Saturday, June 22, 2024

Kids will drive electric vehicle evolution, survey says

Children are already driving the electric vehicle (EV) revolution, despite not yet being able to get behind the wheel themselves, a new global survey has found.

Children will drive evolution of EVs, survey says.

Conducted by EV charging solutions firm ABB E-Mobility, the survey revealed that children not only educate their parents on environmental issues and admonish them for un-eco-friendly behavior, but also contribute to discussions around major purchases such as electric vehicles.

The study, comprised of 2,500 parents (with children aged 8-16) and 2,500 children (aged 8-16), involved participants from ABB E-mobility’s 10 largest markets; Canada, China, France, Germany, Netherlands, Norway, Sweden, Switzerland, UK and USA.

Its key findings, released on World EV Day, demonstrate the crucial role that the next generation has to play in helping reduce emissions and enable a more sustainable future.

Speaking about the results of the survey, Frank Muehlon, CEO for ABB E-Mobility, said: “On World EV Day, it is encouraging to see the results of our global study reveal the excitement and determination of young people, as well as the increasing dialogue and action across generations, to move toward a low-carbon future.

“It is also clear, however, that many people still do not feel empowered to take the climate-conscious steps they are clearly ready for. It is our hope that those in positions of power will work together to quickly implement electrification policies which enable a cleaner, greener society, just as we have committed to doing with our ABB Sustainability Strategy 2030.”

With nearly 8 out of 10 parents (79.2%) and three-quarters of children (73.6%) considering the current global environmental situation to be bad, the survey revealed a good deal of intergenerational interaction over the causes of climate change and the steps towards mitigating it.

To that end, almost half of children have told their parents to be more environmentally friendly, while 58.1% of parents said that they have been educated by their children on environmental issues.

The study said 68% of children said they are excited about driving electric in the future, with 82.6% (rising to 94.6% in China) stating they intend to drive electric (52.4%) or hybrid (30.2%) when they are old enough. 

With 80% of children responding that they believe they have the ability to influence their parents’ purchasing decisions over big ticket items like changing the family car, it is perhaps unsurprising that 78.6% of parents said they would switch to an electric or hybrid model if they were to buy a new car in the next three years.

In the US, this influence was most evident, with 33% of parents who drive an EV saying it was pressure from their children which made them make the switch. Globally, the fact that EVs and hybrids are both better for the environment and more economical ranked as the two highest purchase drivers for current EV owners at 66.1% and 61% respectively.

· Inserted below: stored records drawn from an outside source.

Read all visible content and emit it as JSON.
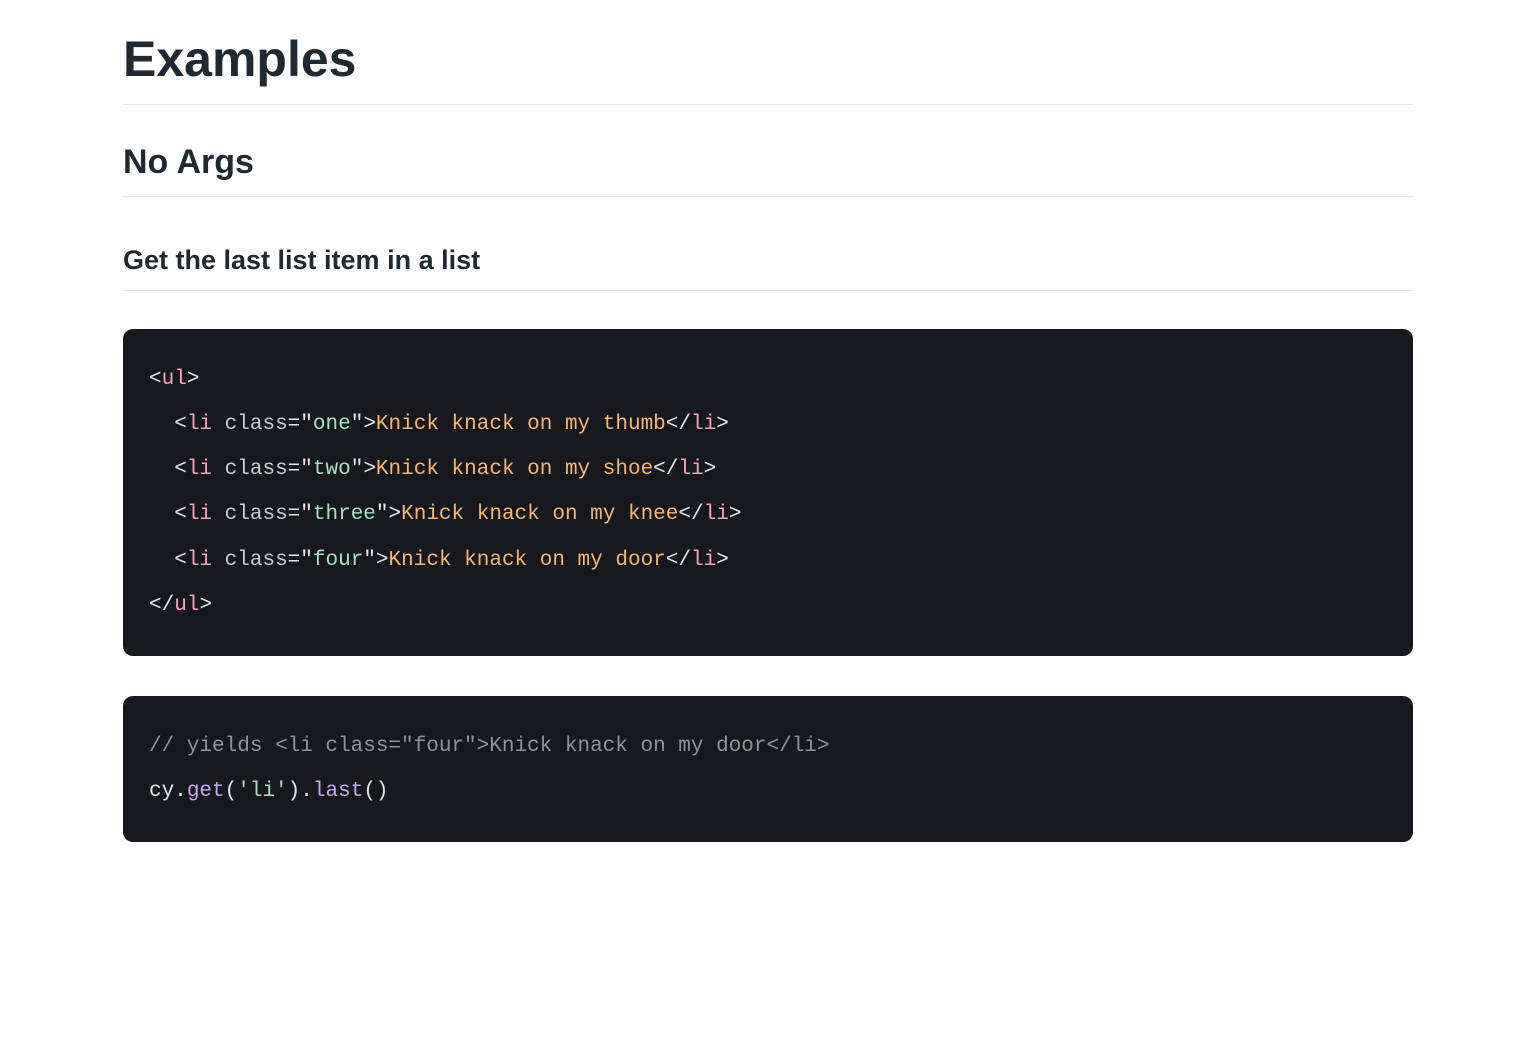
{
  "headings": {
    "h1": "Examples",
    "h2": "No Args",
    "h3": "Get the last list item in a list"
  },
  "code1": {
    "ul_open_lt": "<",
    "ul_open_name": "ul",
    "ul_open_gt": ">",
    "items": [
      {
        "lt": "<",
        "tag": "li",
        "sp": " ",
        "attr": "class",
        "eq": "=",
        "q1": "\"",
        "val": "one",
        "q2": "\"",
        "gt": ">",
        "text": "Knick knack on my thumb",
        "clt": "</",
        "ctag": "li",
        "cgt": ">"
      },
      {
        "lt": "<",
        "tag": "li",
        "sp": " ",
        "attr": "class",
        "eq": "=",
        "q1": "\"",
        "val": "two",
        "q2": "\"",
        "gt": ">",
        "text": "Knick knack on my shoe",
        "clt": "</",
        "ctag": "li",
        "cgt": ">"
      },
      {
        "lt": "<",
        "tag": "li",
        "sp": " ",
        "attr": "class",
        "eq": "=",
        "q1": "\"",
        "val": "three",
        "q2": "\"",
        "gt": ">",
        "text": "Knick knack on my knee",
        "clt": "</",
        "ctag": "li",
        "cgt": ">"
      },
      {
        "lt": "<",
        "tag": "li",
        "sp": " ",
        "attr": "class",
        "eq": "=",
        "q1": "\"",
        "val": "four",
        "q2": "\"",
        "gt": ">",
        "text": "Knick knack on my door",
        "clt": "</",
        "ctag": "li",
        "cgt": ">"
      }
    ],
    "ul_close_lt": "</",
    "ul_close_name": "ul",
    "ul_close_gt": ">"
  },
  "code2": {
    "comment": "// yields <li class=\"four\">Knick knack on my door</li>",
    "cy": "cy",
    "dot1": ".",
    "get": "get",
    "lp1": "(",
    "arg": "'li'",
    "rp1": ")",
    "dot2": ".",
    "last": "last",
    "lp2": "(",
    "rp2": ")"
  }
}
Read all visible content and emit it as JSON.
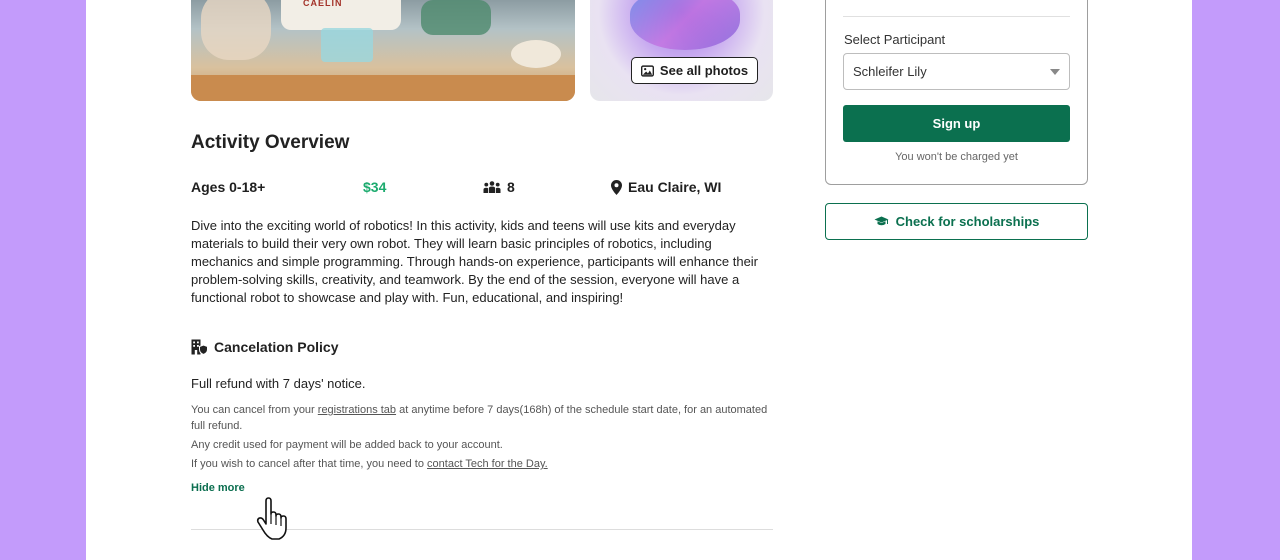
{
  "photos": {
    "see_all_label": "See all photos",
    "apron_text": "CAELIN"
  },
  "overview": {
    "title": "Activity Overview",
    "ages": "Ages 0-18+",
    "price": "$34",
    "group_size": "8",
    "location": "Eau Claire, WI",
    "description": "Dive into the exciting world of robotics! In this activity, kids and teens will use kits and everyday materials to build their very own robot. They will learn basic principles of robotics, including mechanics and simple programming. Through hands-on experience, participants will enhance their problem-solving skills, creativity, and teamwork. By the end of the session, everyone will have a functional robot to showcase and play with. Fun, educational, and inspiring!"
  },
  "policy": {
    "title": "Cancelation Policy",
    "summary": "Full refund with 7 days' notice.",
    "line1_pre": "You can cancel from your ",
    "line1_link": "registrations tab",
    "line1_post": " at anytime before 7 days(168h) of the schedule start date, for an automated full refund.",
    "line2": "Any credit used for payment will be added back to your account.",
    "line3_pre": "If you wish to cancel after that time, you need to ",
    "line3_link": "contact Tech for the Day.",
    "hide_more": "Hide more"
  },
  "signup_card": {
    "select_label": "Select Participant",
    "selected_participant": "Schleifer Lily",
    "signup_label": "Sign up",
    "no_charge_note": "You won't be charged yet"
  },
  "scholarship": {
    "label": "Check for scholarships"
  },
  "colors": {
    "background": "#c39bfb",
    "primary_green": "#0b704f",
    "price_green": "#1dab6f"
  }
}
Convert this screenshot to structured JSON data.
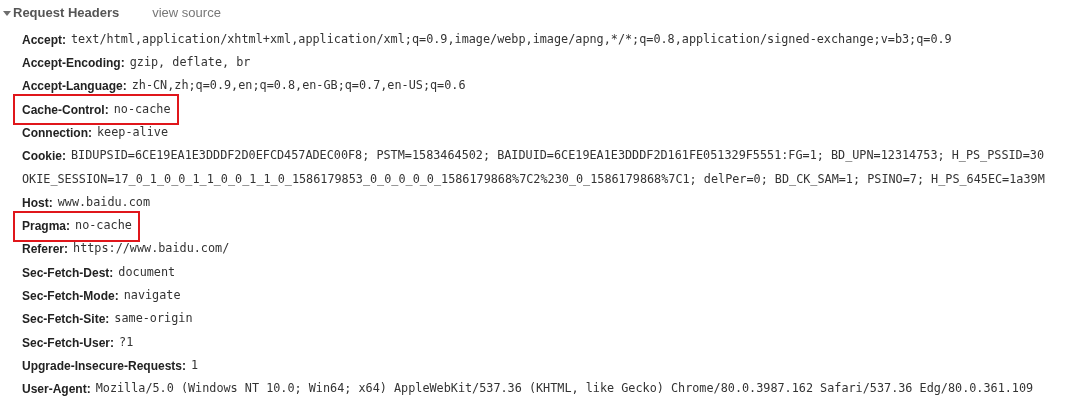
{
  "section": {
    "title": "Request Headers",
    "expanded": true,
    "link": "view source"
  },
  "headers": [
    {
      "name": "Accept:",
      "value_lines": [
        "text/html,application/xhtml+xml,application/xml;q=0.9,image/webp,image/apng,*/*;q=0.8,application/signed-exchange;v=b3;q=0.9"
      ],
      "highlighted": false
    },
    {
      "name": "Accept-Encoding:",
      "value_lines": [
        "gzip, deflate, br"
      ],
      "highlighted": false
    },
    {
      "name": "Accept-Language:",
      "value_lines": [
        "zh-CN,zh;q=0.9,en;q=0.8,en-GB;q=0.7,en-US;q=0.6"
      ],
      "highlighted": false
    },
    {
      "name": "Cache-Control:",
      "value_lines": [
        "no-cache"
      ],
      "highlighted": true
    },
    {
      "name": "Connection:",
      "value_lines": [
        "keep-alive"
      ],
      "highlighted": false
    },
    {
      "name": "Cookie:",
      "value_lines": [
        "BIDUPSID=6CE19EA1E3DDDF2D0EFCD457ADEC00F8; PSTM=1583464502; BAIDUID=6CE19EA1E3DDDF2D161FE051329F5551:FG=1; BD_UPN=12314753; H_PS_PSSID=30",
        "OKIE_SESSION=17_0_1_0_0_1_1_0_0_1_1_0_1586179853_0_0_0_0_0_1586179868%7C2%230_0_1586179868%7C1; delPer=0; BD_CK_SAM=1; PSINO=7; H_PS_645EC=1a39M"
      ],
      "highlighted": false
    },
    {
      "name": "Host:",
      "value_lines": [
        "www.baidu.com"
      ],
      "highlighted": false
    },
    {
      "name": "Pragma:",
      "value_lines": [
        "no-cache"
      ],
      "highlighted": true
    },
    {
      "name": "Referer:",
      "value_lines": [
        "https://www.baidu.com/"
      ],
      "highlighted": false
    },
    {
      "name": "Sec-Fetch-Dest:",
      "value_lines": [
        "document"
      ],
      "highlighted": false
    },
    {
      "name": "Sec-Fetch-Mode:",
      "value_lines": [
        "navigate"
      ],
      "highlighted": false
    },
    {
      "name": "Sec-Fetch-Site:",
      "value_lines": [
        "same-origin"
      ],
      "highlighted": false
    },
    {
      "name": "Sec-Fetch-User:",
      "value_lines": [
        "?1"
      ],
      "highlighted": false
    },
    {
      "name": "Upgrade-Insecure-Requests:",
      "value_lines": [
        "1"
      ],
      "highlighted": false
    },
    {
      "name": "User-Agent:",
      "value_lines": [
        "Mozilla/5.0 (Windows NT 10.0; Win64; x64) AppleWebKit/537.36 (KHTML, like Gecko) Chrome/80.0.3987.162 Safari/537.36 Edg/80.0.361.109"
      ],
      "highlighted": false
    }
  ]
}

This rose to 93.8% of parents in China, who also said owning an EV was a better financial investment as well as a more sustainable choice. The nation, which leads the way in EV development, adoption and infrastructure demonstrated its more mature electric market in many of the categories surveyed, with both children and parents reporting far greater awareness of, discussion about and excitement for the benefits of e-mobility. 

Room for improvement remains, however, with almost half of parents (48%) also revealing that their company’s policies do not support a switch to EVs. As the International Energy Agency (IEA) projects that EVs will represent 30% of vehicles sold globally in 2030, it is expected that charging at home and the workplace will be critical in meeting much of the overall demand, in addition to a nine-fold expansion of public chargers to over 15 million units by the end of the decade.

With the next generation already excited about the journey to electrification, and their parents increasingly coming on board, it is vital that older generations in positions of influence catch up and take the bold decisions needed to support change now.